Following the rally on Wall Street on Tuesday, the S&P/ASX 200 index rallied in the afternoon to close 15.7 points, or 0.29 per cent, up at 5367.9 points as investors rotated away from the major banks towards cyclical mining stocks.
Fanning doubts about growth momentum in the world’s second biggest economy, the HSBC China manufacturing index dipped 0.3 points to 50.5 points, but new export orders declined for the first time since August, while the official Chinese PMI also fell.
“Meanwhile, selling prices declined for the first time in five months, though only at a fractional rate,” HSBC said. “According to anecdotal evidence, insufficient demand for goods led to some companies discounting their tariffs.”
The Shanghai composite index was off 0.4 per cent at the close of the ASX.
Japanese markets were closed for a public holiday.
The Australian dollar rose 0.6¢ to US89.15¢, but Australian government 10-year yields leapt 9.2 points to 4.327 per cent in a delayed catch up to US yields which hit two-years highs of 3.03 per cent.

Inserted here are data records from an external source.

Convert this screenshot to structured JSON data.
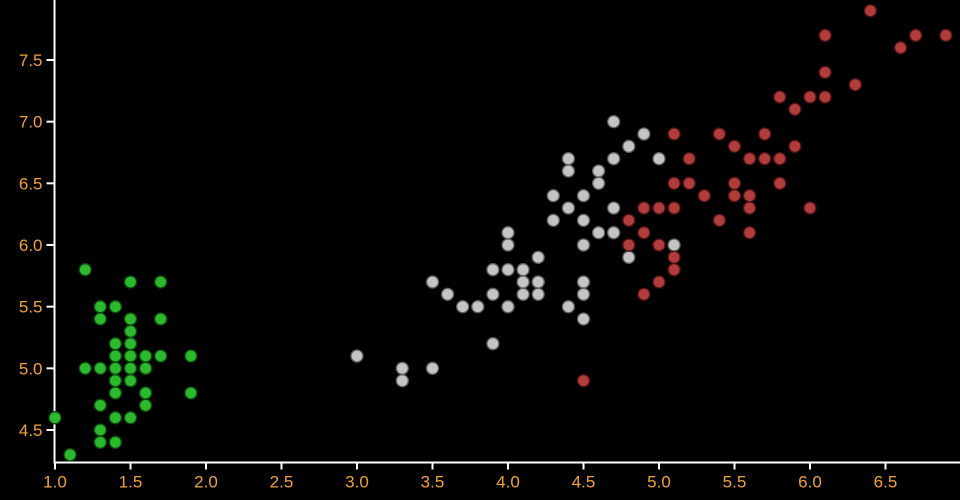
{
  "figure": {
    "background": "#000000",
    "axis_color": "#ffffff",
    "tick_color": "#ffffff",
    "tick_label_color": "#f2a13b"
  },
  "chart_data": {
    "type": "scatter",
    "title": "",
    "xlabel": "",
    "ylabel": "",
    "grid": false,
    "legend_position": "none",
    "xlim": [
      1.0,
      6.99
    ],
    "ylim": [
      4.24,
      7.99
    ],
    "x_ticks": [
      1.0,
      1.5,
      2.0,
      2.5,
      3.0,
      3.5,
      4.0,
      4.5,
      5.0,
      5.5,
      6.0,
      6.5
    ],
    "x_tick_labels": [
      "1.0",
      "1.5",
      "2.0",
      "2.5",
      "3.0",
      "3.5",
      "4.0",
      "4.5",
      "5.0",
      "5.5",
      "6.0",
      "6.5"
    ],
    "y_ticks": [
      4.5,
      5.0,
      5.5,
      6.0,
      6.5,
      7.0,
      7.5
    ],
    "y_tick_labels": [
      "4.5",
      "5.0",
      "5.5",
      "6.0",
      "6.5",
      "7.0",
      "7.5"
    ],
    "marker_radius": 6,
    "series": [
      {
        "name": "green",
        "color": "#2db92d",
        "stroke": "#0a4a0a",
        "points": [
          [
            1.4,
            5.1
          ],
          [
            1.4,
            4.9
          ],
          [
            1.3,
            4.7
          ],
          [
            1.5,
            4.6
          ],
          [
            1.4,
            5.0
          ],
          [
            1.7,
            5.4
          ],
          [
            1.4,
            4.6
          ],
          [
            1.5,
            5.0
          ],
          [
            1.4,
            4.4
          ],
          [
            1.5,
            4.9
          ],
          [
            1.5,
            5.4
          ],
          [
            1.6,
            4.8
          ],
          [
            1.4,
            4.8
          ],
          [
            1.1,
            4.3
          ],
          [
            1.2,
            5.8
          ],
          [
            1.5,
            5.7
          ],
          [
            1.3,
            5.4
          ],
          [
            1.4,
            5.1
          ],
          [
            1.7,
            5.7
          ],
          [
            1.5,
            5.1
          ],
          [
            1.7,
            5.4
          ],
          [
            1.5,
            5.1
          ],
          [
            1.0,
            4.6
          ],
          [
            1.7,
            5.1
          ],
          [
            1.9,
            4.8
          ],
          [
            1.6,
            5.0
          ],
          [
            1.6,
            5.0
          ],
          [
            1.5,
            5.2
          ],
          [
            1.4,
            5.2
          ],
          [
            1.6,
            4.7
          ],
          [
            1.6,
            4.8
          ],
          [
            1.5,
            5.4
          ],
          [
            1.5,
            5.2
          ],
          [
            1.4,
            5.5
          ],
          [
            1.5,
            4.9
          ],
          [
            1.2,
            5.0
          ],
          [
            1.3,
            5.5
          ],
          [
            1.4,
            4.9
          ],
          [
            1.3,
            4.4
          ],
          [
            1.5,
            5.1
          ],
          [
            1.3,
            5.0
          ],
          [
            1.3,
            4.5
          ],
          [
            1.3,
            4.4
          ],
          [
            1.6,
            5.0
          ],
          [
            1.9,
            5.1
          ],
          [
            1.4,
            4.8
          ],
          [
            1.6,
            5.1
          ],
          [
            1.4,
            4.6
          ],
          [
            1.5,
            5.3
          ],
          [
            1.4,
            5.0
          ]
        ]
      },
      {
        "name": "gray",
        "color": "#c4c4c4",
        "stroke": "#5e5e5e",
        "points": [
          [
            4.7,
            7.0
          ],
          [
            4.5,
            6.4
          ],
          [
            4.9,
            6.9
          ],
          [
            4.0,
            5.5
          ],
          [
            4.6,
            6.5
          ],
          [
            4.5,
            5.7
          ],
          [
            4.7,
            6.3
          ],
          [
            3.3,
            4.9
          ],
          [
            4.6,
            6.6
          ],
          [
            3.9,
            5.2
          ],
          [
            3.5,
            5.0
          ],
          [
            4.2,
            5.9
          ],
          [
            4.0,
            6.0
          ],
          [
            4.7,
            6.1
          ],
          [
            3.6,
            5.6
          ],
          [
            4.4,
            6.7
          ],
          [
            4.5,
            5.6
          ],
          [
            4.1,
            5.8
          ],
          [
            4.5,
            6.2
          ],
          [
            3.9,
            5.6
          ],
          [
            4.8,
            5.9
          ],
          [
            4.0,
            6.1
          ],
          [
            4.9,
            6.3
          ],
          [
            4.7,
            6.1
          ],
          [
            4.3,
            6.4
          ],
          [
            4.4,
            6.6
          ],
          [
            4.8,
            6.8
          ],
          [
            5.0,
            6.7
          ],
          [
            4.5,
            6.0
          ],
          [
            3.5,
            5.7
          ],
          [
            3.8,
            5.5
          ],
          [
            3.7,
            5.5
          ],
          [
            3.9,
            5.8
          ],
          [
            5.1,
            6.0
          ],
          [
            4.5,
            5.4
          ],
          [
            4.5,
            6.0
          ],
          [
            4.7,
            6.7
          ],
          [
            4.4,
            6.3
          ],
          [
            4.1,
            5.6
          ],
          [
            4.0,
            5.5
          ],
          [
            4.4,
            5.5
          ],
          [
            4.6,
            6.1
          ],
          [
            4.0,
            5.8
          ],
          [
            3.3,
            5.0
          ],
          [
            4.2,
            5.6
          ],
          [
            4.2,
            5.7
          ],
          [
            4.2,
            5.7
          ],
          [
            4.3,
            6.2
          ],
          [
            3.0,
            5.1
          ],
          [
            4.1,
            5.7
          ]
        ]
      },
      {
        "name": "red",
        "color": "#b13c3c",
        "stroke": "#4f1212",
        "points": [
          [
            6.0,
            6.3
          ],
          [
            5.1,
            5.8
          ],
          [
            5.9,
            7.1
          ],
          [
            5.6,
            6.3
          ],
          [
            5.8,
            6.5
          ],
          [
            6.6,
            7.6
          ],
          [
            4.5,
            4.9
          ],
          [
            6.3,
            7.3
          ],
          [
            5.8,
            6.7
          ],
          [
            6.1,
            7.2
          ],
          [
            5.1,
            6.5
          ],
          [
            5.3,
            6.4
          ],
          [
            5.5,
            6.8
          ],
          [
            5.0,
            5.7
          ],
          [
            5.1,
            5.8
          ],
          [
            5.3,
            6.4
          ],
          [
            5.5,
            6.5
          ],
          [
            6.7,
            7.7
          ],
          [
            6.9,
            7.7
          ],
          [
            5.0,
            6.0
          ],
          [
            5.7,
            6.9
          ],
          [
            4.9,
            5.6
          ],
          [
            6.7,
            7.7
          ],
          [
            4.9,
            6.3
          ],
          [
            5.7,
            6.7
          ],
          [
            6.0,
            7.2
          ],
          [
            4.8,
            6.2
          ],
          [
            4.9,
            6.1
          ],
          [
            5.6,
            6.4
          ],
          [
            5.8,
            7.2
          ],
          [
            6.1,
            7.4
          ],
          [
            6.4,
            7.9
          ],
          [
            5.6,
            6.4
          ],
          [
            5.1,
            6.3
          ],
          [
            5.6,
            6.1
          ],
          [
            6.1,
            7.7
          ],
          [
            5.6,
            6.3
          ],
          [
            5.5,
            6.4
          ],
          [
            4.8,
            6.0
          ],
          [
            5.4,
            6.9
          ],
          [
            5.6,
            6.7
          ],
          [
            5.1,
            6.9
          ],
          [
            5.1,
            5.8
          ],
          [
            5.9,
            6.8
          ],
          [
            5.7,
            6.7
          ],
          [
            5.2,
            6.7
          ],
          [
            5.0,
            6.3
          ],
          [
            5.2,
            6.5
          ],
          [
            5.4,
            6.2
          ],
          [
            5.1,
            5.9
          ]
        ]
      }
    ]
  }
}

Gold jumped $US24 to $US1222 an ounce, copper was little changed at $7360 a tonne and spot iron was also flat at $US134.20 a tonne on Tuesday.
Morgans client adviser Alistair McCorquodale said investors were beginning the year in a good frame of mind thanks to gains overseas.
“We’ve largely seen a risk-on day, given that strong finish in both Europe and the US,” Mr McCorquodale said.
“But it is still pretty light volume.” Local shares had a positive lead from United States and European markets on New Year’s Eve, and from China, which was the only major market open on New Year’s Day.
Among the major resources companies, BHP Billiton rose 21 cents to $38.20, Rio Tinto was 53 cents stronger at $68.71 and Fortescue Metals improved 11 cents to $5.93.
Other miners were also higher, including Newcrest, up 65 cents at $8.45, Regis Resources, up 16 cents at $3.08, and OceanaGold up 13 cents at $1.72.
The banks were relatively flat, with Westpac dropping four cents to $32.34, ANZ losing one cent to $32.22, Commonwealth Bank adding four cents to $78.84 and National Australia Bank steady at $34.83.
Other financial stocks were stronger, with insurer QBE up 19 cents at $11.70 and AMP up four cents at $4.43.
One of the weaker performers was Woodside Petroleum, down 34 cents to $38.56 after a Japanese partner terminated a purchase deal the company. Super Retail also slumped, losing 64 cents to $12.65.
The broader All Ordinaries index was up 16.7 points, or 0.31 per cent, at 5369.8.
The March share price index futures contract was 25 points higher at 5343, with 11,901 contracts traded.
National turnover was 919 million securities worth $1.7 billion.